Get Animated

Since the original screening slated for Nov. 19 sold out within a week through word of mouth alone, organizers decided to add two more showings of “Award-Winning Animated Shorts” at Carmel’s Carl Cherry Center for the Arts. That is your chance to spend 96 minutes exploring a variety of animation styles across nine incredible Canadian films, five to 15 minutes each. The selection was made by Ellen Osborne and Jim Dultz, a couple of film professionals who serve on the board of the Cherry Center.

So why Canada? “First, there is a lot of great material in Canada,” explains Dultz, a voting member of the Academy of Motion Picture Arts and Sciences since 2005. But there is a more practical reason: “They [the National Film Board of Canada] allow us to screen it for free, as long as we don’t charge an admission fee.

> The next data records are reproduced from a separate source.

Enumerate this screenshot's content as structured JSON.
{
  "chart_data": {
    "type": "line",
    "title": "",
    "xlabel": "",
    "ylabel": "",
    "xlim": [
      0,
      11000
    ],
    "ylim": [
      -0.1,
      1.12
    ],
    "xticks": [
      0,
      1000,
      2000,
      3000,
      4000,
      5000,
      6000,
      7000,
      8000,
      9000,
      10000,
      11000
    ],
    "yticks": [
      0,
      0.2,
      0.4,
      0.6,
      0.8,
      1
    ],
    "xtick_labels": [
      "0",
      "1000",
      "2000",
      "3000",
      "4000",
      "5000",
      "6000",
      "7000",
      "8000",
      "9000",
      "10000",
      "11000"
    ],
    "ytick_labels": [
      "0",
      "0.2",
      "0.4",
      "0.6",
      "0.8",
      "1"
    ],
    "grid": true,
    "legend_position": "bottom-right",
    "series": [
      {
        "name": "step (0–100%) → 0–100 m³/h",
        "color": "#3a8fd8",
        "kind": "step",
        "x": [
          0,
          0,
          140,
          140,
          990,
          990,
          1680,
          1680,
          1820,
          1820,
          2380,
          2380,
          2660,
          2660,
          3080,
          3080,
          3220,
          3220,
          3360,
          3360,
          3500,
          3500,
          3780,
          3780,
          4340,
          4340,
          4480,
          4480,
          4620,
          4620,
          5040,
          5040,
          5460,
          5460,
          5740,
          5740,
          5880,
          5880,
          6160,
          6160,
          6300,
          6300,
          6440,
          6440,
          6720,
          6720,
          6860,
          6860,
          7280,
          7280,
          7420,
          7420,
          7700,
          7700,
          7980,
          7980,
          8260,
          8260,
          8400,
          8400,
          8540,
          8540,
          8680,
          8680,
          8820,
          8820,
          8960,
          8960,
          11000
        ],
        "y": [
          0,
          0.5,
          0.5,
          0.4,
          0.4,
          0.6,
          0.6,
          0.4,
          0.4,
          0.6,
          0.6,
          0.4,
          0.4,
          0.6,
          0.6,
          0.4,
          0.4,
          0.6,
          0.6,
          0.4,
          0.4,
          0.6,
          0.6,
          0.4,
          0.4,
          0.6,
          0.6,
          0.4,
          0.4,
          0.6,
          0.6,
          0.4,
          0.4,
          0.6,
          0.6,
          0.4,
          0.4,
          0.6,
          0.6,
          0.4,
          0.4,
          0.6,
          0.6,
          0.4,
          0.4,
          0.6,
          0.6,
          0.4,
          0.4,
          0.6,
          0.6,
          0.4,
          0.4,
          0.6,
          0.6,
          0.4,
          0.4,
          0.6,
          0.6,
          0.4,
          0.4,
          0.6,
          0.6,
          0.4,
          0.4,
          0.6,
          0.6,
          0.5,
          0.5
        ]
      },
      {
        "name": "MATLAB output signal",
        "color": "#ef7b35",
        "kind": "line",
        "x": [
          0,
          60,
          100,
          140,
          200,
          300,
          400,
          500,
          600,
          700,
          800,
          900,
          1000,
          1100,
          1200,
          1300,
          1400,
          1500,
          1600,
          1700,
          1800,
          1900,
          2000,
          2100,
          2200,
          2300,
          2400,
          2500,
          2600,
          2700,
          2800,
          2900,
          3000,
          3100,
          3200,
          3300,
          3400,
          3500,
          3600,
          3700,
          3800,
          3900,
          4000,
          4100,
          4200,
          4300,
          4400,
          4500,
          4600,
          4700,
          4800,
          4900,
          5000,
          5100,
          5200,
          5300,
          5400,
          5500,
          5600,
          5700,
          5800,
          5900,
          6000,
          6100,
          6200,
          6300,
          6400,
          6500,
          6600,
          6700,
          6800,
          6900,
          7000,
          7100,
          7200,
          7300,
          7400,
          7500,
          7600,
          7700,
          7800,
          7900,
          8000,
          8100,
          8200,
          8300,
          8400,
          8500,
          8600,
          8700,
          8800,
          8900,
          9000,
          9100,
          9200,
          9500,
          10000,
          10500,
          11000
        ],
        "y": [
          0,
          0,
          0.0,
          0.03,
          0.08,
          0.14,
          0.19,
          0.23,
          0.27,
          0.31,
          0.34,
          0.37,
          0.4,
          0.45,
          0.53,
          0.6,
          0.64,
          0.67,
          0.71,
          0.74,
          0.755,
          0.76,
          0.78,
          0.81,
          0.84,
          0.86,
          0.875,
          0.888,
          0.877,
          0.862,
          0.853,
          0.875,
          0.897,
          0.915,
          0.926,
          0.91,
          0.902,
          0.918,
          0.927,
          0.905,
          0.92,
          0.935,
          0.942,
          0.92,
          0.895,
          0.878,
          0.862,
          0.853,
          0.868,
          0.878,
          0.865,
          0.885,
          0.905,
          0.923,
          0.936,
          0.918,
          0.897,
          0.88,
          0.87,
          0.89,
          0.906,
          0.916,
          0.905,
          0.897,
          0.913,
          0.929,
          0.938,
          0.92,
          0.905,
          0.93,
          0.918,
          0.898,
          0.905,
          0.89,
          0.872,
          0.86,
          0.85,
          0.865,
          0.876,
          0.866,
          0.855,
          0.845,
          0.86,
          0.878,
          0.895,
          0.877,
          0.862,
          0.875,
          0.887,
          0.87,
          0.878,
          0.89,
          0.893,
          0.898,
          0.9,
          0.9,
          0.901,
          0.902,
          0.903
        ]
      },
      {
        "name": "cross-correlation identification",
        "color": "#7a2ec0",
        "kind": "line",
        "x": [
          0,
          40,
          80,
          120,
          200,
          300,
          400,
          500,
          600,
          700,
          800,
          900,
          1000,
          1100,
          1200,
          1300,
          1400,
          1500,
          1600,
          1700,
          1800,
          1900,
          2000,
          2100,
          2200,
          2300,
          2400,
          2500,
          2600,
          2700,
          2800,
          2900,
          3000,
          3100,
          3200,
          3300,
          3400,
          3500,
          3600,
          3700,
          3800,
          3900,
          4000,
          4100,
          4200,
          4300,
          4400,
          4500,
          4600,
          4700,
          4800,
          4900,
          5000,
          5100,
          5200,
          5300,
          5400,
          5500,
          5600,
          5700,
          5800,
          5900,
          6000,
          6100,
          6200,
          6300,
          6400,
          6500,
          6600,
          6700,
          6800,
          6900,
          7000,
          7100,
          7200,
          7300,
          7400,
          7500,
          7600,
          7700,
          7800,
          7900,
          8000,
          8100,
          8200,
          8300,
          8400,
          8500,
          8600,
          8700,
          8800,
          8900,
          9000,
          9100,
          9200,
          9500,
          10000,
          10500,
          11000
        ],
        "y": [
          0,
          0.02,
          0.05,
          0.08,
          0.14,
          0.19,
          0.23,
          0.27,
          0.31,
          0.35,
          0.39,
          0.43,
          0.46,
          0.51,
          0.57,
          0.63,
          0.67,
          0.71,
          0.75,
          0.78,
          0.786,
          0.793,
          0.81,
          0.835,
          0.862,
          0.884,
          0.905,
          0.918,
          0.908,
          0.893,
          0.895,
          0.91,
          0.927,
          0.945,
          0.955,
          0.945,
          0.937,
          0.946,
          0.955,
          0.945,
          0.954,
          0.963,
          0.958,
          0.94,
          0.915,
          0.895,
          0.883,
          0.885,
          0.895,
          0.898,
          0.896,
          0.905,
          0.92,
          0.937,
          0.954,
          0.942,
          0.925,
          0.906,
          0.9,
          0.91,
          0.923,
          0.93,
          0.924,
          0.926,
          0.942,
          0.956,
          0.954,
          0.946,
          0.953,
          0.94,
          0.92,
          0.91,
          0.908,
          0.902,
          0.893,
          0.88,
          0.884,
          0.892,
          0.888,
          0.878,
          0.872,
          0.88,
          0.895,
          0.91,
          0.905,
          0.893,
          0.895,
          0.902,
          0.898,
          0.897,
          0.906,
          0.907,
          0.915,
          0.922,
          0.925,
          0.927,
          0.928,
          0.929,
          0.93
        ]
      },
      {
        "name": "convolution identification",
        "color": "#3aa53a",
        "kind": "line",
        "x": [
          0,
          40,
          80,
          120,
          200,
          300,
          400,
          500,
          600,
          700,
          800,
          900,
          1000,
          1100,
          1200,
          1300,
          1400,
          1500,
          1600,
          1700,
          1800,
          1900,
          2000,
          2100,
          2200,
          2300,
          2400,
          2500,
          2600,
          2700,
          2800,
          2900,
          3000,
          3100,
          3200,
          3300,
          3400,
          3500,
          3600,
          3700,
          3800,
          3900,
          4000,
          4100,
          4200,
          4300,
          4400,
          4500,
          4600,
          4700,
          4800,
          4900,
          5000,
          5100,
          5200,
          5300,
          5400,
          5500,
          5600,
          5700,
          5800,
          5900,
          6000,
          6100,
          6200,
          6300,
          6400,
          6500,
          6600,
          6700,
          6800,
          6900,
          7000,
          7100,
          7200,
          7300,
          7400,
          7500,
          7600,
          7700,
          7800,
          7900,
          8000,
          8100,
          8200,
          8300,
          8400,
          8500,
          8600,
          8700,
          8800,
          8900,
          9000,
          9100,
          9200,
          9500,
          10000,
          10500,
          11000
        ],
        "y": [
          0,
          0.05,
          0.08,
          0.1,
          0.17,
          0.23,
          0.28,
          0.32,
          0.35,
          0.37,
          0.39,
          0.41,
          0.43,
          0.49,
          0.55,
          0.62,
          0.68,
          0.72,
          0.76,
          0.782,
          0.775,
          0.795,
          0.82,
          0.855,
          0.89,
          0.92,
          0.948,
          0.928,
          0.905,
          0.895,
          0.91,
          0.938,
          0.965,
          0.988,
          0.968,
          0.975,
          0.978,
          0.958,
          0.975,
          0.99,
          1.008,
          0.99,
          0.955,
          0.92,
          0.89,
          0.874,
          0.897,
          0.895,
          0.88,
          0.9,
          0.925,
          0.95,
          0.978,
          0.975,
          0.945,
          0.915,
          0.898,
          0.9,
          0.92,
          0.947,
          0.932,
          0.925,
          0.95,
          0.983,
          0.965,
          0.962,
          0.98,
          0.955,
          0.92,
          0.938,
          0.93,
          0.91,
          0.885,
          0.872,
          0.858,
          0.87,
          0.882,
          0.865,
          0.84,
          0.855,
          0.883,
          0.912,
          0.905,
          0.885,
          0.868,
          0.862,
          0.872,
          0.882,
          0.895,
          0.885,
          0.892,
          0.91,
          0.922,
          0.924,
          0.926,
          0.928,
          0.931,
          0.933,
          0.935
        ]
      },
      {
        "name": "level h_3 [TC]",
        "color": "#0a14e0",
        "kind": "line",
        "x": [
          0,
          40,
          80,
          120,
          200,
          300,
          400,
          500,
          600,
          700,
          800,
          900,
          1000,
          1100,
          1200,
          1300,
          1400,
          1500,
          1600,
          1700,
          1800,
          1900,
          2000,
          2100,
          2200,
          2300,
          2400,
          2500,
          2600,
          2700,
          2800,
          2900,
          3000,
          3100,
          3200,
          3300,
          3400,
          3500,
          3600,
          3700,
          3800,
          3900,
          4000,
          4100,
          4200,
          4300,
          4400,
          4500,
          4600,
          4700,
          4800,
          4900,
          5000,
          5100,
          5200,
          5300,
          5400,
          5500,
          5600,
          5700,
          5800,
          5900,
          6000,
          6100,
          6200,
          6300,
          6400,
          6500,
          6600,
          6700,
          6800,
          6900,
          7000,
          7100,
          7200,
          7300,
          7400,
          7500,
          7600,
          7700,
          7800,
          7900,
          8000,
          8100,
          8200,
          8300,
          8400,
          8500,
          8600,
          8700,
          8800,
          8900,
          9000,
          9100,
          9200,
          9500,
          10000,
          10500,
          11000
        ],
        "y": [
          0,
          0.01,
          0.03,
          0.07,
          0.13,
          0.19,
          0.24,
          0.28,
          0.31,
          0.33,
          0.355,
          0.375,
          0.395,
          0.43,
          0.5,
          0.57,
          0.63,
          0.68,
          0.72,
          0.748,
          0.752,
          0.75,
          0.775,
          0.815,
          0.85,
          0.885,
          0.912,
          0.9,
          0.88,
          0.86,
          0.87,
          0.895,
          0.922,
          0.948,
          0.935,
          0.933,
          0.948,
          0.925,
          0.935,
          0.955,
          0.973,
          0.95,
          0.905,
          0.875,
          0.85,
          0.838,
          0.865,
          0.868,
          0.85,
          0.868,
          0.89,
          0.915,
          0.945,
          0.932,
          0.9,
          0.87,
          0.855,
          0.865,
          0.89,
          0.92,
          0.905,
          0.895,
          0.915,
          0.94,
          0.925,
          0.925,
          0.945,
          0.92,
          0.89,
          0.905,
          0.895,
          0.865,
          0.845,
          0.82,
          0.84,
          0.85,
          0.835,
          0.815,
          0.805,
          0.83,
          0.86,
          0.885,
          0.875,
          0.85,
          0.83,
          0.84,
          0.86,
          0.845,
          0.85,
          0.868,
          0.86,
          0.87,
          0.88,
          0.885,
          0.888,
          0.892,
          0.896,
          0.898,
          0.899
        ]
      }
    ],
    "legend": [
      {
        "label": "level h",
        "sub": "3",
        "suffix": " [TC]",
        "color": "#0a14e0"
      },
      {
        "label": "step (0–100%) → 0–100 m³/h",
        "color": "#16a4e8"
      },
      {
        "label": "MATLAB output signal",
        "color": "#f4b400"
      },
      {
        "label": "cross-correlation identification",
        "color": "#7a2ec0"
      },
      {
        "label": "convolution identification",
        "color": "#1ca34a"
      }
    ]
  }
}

It’s helpful. Because that’s the biggest problem – getting rights to films.

“We have been to many animation festivals,” Dultz adds. “When you approach the filmmaker to ask to screen their movie, the answer is almost always yes.” But that’s not always OK with their U.S. distributors.

Canadians have been leaders in exploring animation as an art form, celebrating the form of a powerful visual miniature that skillfully tells the whole story. “They were happy to send it all,” Dultz says.

“We viewed about 50 films and we chose nine to create a great program,” says Osborne, a director, cinematographer and award-winning animator. “They are all artists and they are all different.”

The shortest among the shorts is “Carface” by Claude Cloutier, a four-minute result of pictorial research dating back some 15 years, where a 1957 Chevrolet Bel Air offers an ironic take on “Que Sera, Sera (Whatever Will Be, Will Be),” singing and dancing toward environmental ruin.

The program culminates with “The Danish Poet” by Norwegian-born Canadian film director Torill Kove, which received an Oscar in 2007. In this 15-minute piece, a woman wonders what made her forefathers and foremothers meet and fall in love.

“It’s a lovely story, a story of a journey,” Osborne says. “Beautiful and heartwarming.”

AWARD-WINNING ANIMATED SHORTS 4pm Thursday, Nov. 17; 3pm Saturday, Nov. 19; and 3pm Saturday, Dec. 17. Carl Cherry Center for the Arts, 4th Avenue and Guadalupe Street, Carmel. Free (donations appreciated). Reserve seats at bit.ly/CherryAnimatedShorts2022.